O líder do governo na Câmara dos Deputados, Arlindo Chinaglia (PT-SP), disse neta quarta-feira que o destino do fator previdenciário - que serve de parâmetro para o cálculo do valor das aposentadorias - deve ser votado pelo Congresso em no máximo dois meses. Entretanto, disse que a equipe econômica ainda não chegou a uma conclusão definitiva sobre a melhor fórmula para substituir o instrumento. Após reunião de líderes da base aliada no Ministério da Fazenda, Chinaglia disse que um novo encontro ficou marcado para 10 de julho.

EDUARDO RODRIGUES, Agencia Estado

27 de junho de 2012 | 16h03

"Temos o compromisso de votar o fator previdenciário em até dois meses. O tema está pautado e será votado", disse o parlamentar ao deixar o ministério. Além dos líderes e do ministro da Fazenda, Guido Mantega, também participaram da reunião os ministros da Previdência Social, Garibaldi Alves, e da Secretaria de Relações Institucionais, Ideli Salvatti.

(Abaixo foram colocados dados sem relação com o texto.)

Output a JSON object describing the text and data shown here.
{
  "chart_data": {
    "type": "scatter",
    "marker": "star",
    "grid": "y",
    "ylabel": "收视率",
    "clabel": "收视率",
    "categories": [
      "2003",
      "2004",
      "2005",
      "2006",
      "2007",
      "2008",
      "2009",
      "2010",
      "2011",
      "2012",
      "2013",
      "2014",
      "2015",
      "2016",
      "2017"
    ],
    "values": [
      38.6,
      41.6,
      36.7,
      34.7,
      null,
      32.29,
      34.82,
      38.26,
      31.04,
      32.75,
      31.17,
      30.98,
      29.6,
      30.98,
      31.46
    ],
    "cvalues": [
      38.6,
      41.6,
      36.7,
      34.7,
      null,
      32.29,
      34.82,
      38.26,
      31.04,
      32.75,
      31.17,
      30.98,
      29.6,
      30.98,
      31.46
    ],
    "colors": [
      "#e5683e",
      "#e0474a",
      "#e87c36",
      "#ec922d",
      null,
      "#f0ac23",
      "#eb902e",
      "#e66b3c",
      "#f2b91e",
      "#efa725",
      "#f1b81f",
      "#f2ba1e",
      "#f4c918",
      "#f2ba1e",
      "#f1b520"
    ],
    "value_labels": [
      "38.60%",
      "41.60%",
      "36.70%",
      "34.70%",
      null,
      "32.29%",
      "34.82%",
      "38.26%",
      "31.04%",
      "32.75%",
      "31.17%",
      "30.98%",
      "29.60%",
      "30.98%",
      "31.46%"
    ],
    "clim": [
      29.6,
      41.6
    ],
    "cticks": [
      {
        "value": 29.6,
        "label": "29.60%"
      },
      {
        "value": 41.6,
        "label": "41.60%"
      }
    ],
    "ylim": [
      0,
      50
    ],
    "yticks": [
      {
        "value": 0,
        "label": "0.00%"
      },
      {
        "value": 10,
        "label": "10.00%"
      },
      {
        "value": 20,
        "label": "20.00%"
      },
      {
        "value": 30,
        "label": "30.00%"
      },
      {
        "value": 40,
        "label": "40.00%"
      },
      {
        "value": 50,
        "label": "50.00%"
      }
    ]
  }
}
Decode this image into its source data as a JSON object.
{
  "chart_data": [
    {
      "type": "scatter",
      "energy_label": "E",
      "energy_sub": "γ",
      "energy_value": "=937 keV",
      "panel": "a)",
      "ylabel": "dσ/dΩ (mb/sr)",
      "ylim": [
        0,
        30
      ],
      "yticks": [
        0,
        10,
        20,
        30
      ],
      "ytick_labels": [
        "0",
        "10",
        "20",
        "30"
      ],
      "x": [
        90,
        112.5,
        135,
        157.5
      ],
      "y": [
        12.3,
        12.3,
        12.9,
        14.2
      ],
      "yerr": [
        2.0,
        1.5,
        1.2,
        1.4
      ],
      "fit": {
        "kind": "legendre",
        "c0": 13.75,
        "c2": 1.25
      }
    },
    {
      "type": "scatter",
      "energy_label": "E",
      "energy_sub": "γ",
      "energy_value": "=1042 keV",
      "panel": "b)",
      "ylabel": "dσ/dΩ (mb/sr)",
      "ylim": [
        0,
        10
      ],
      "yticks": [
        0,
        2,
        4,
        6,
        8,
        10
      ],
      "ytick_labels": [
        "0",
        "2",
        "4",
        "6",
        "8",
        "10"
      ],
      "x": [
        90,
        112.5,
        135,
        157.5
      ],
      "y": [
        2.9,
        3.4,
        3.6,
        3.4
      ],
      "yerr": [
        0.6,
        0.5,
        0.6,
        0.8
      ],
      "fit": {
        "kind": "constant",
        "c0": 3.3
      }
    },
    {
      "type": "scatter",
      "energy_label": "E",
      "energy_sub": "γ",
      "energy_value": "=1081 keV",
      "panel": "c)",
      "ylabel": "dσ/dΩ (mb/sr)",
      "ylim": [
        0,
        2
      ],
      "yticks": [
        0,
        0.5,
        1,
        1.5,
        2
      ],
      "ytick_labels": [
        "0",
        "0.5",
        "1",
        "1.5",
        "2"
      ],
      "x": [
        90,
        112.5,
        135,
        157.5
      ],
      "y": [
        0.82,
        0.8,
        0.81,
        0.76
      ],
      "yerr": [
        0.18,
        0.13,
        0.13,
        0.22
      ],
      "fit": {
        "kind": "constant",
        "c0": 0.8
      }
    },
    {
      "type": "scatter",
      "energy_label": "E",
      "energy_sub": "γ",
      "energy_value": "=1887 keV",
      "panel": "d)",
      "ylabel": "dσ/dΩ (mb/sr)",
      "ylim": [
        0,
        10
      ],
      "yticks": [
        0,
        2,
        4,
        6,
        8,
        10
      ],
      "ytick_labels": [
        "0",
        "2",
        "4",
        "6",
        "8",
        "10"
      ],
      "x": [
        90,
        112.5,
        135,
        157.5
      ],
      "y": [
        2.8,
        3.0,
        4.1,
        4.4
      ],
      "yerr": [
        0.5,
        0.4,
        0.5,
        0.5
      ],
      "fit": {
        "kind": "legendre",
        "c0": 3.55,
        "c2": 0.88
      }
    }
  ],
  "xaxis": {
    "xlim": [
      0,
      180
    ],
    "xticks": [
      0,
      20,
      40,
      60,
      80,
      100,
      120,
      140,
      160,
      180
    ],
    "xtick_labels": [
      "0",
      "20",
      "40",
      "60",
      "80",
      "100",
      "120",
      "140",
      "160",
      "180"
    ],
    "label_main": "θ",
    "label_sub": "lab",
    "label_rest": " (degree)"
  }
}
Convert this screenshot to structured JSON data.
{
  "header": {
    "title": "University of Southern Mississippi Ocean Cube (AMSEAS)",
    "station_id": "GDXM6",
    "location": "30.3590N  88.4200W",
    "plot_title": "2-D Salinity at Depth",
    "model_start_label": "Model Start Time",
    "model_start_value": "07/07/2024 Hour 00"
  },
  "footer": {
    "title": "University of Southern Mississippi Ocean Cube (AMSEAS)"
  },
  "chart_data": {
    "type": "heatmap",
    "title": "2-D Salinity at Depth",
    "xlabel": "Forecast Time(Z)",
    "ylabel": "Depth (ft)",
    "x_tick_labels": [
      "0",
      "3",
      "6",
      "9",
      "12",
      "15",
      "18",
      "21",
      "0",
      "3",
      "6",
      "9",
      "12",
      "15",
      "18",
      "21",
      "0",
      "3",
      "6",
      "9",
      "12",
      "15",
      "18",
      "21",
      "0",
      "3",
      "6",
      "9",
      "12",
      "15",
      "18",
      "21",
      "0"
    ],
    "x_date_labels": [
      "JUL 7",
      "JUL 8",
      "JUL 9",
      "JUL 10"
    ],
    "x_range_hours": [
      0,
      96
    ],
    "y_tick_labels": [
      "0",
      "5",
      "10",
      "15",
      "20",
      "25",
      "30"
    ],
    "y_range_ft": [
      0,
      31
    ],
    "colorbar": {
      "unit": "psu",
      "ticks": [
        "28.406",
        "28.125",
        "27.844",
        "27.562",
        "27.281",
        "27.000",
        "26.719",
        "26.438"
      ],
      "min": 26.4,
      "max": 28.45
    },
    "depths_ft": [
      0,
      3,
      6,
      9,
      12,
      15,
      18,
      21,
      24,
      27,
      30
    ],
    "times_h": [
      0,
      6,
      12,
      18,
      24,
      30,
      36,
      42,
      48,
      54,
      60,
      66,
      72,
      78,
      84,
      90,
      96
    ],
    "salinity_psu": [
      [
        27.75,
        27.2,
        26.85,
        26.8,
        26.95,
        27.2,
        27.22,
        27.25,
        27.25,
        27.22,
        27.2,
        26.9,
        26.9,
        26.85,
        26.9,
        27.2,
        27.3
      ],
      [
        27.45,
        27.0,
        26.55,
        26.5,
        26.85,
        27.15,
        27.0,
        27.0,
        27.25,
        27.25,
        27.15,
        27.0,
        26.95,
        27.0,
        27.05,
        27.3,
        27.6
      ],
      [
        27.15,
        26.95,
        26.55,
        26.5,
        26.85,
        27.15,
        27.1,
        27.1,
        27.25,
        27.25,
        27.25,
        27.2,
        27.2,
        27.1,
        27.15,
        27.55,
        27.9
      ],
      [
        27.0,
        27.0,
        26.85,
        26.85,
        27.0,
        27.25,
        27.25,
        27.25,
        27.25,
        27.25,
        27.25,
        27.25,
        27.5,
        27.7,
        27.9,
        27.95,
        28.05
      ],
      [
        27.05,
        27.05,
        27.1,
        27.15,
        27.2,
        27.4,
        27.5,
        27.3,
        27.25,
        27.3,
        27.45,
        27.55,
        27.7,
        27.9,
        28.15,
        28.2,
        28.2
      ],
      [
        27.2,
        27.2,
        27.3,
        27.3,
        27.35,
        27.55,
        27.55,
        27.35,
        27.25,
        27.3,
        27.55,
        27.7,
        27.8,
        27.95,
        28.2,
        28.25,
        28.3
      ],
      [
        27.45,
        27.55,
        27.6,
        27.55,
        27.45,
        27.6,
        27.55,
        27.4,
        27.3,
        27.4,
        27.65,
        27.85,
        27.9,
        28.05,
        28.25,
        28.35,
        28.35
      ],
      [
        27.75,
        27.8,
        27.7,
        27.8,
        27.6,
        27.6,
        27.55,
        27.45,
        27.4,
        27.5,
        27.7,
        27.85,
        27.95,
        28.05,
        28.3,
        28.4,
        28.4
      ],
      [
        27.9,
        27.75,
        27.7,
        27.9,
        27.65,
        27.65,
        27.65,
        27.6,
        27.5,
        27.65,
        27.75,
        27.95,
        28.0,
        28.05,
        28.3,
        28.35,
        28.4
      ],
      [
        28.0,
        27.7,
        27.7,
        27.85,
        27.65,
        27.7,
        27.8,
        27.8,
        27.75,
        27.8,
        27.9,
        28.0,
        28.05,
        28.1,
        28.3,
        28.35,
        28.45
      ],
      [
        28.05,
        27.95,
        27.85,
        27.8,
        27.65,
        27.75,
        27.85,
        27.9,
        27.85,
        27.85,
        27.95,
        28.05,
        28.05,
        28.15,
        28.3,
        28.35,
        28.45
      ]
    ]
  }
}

Segundo ele, a proposta inicial previa o fim do instrumento, mas uma alternativa chamada informalmente de "85-95" é a que, por enquanto, tem maior apoio da base no Congresso e começa a ser assimilada também pelas centrais sindicais, que oficialmente pedem o fim do fator previdenciário. Por essa proposta, as mulheres poderiam se aposentar com 55 anos de idade e 30 anos de contribuição (85), enquanto os homens se aposentariam com 60 anos de idade mais 35 de contribuição (95).

"Mesmo essa fórmula ainda não seria a mais equilibrada para a Previdência olhando no longo prazo, mas vamos combinar a demanda dos trabalhadores, com uma opinião consolidada pela base, buscando a melhor solução para o País", completou Chinaglia.

O parlamentar disse ainda ser possível a criação de uma fase de transição para o novo modelo, lembrando que é preciso se pensar em três grupos distintos: dos trabalhadores que já se aposentaram, dos que estão trabalhando e contribuindo, e daqueles que ainda vão entrar no mercado de trabalho.

Segundo Chinaglia, a simples extinção do fator previdenciário poderia ter consequências indesejadas, como a abertura de brechas para questionamentos judiciais sobre os mais de R$ 30 bilhões que deixaram de ser aportados à Previdência durante o tempo de vigência do instrumento. Sobre acordos anteriores que quase possibilitaram o fim do fator, Chinaglia destacou que o momento econômico mudou devido à crise mundial e, portanto, as negociações também precisaram mudar.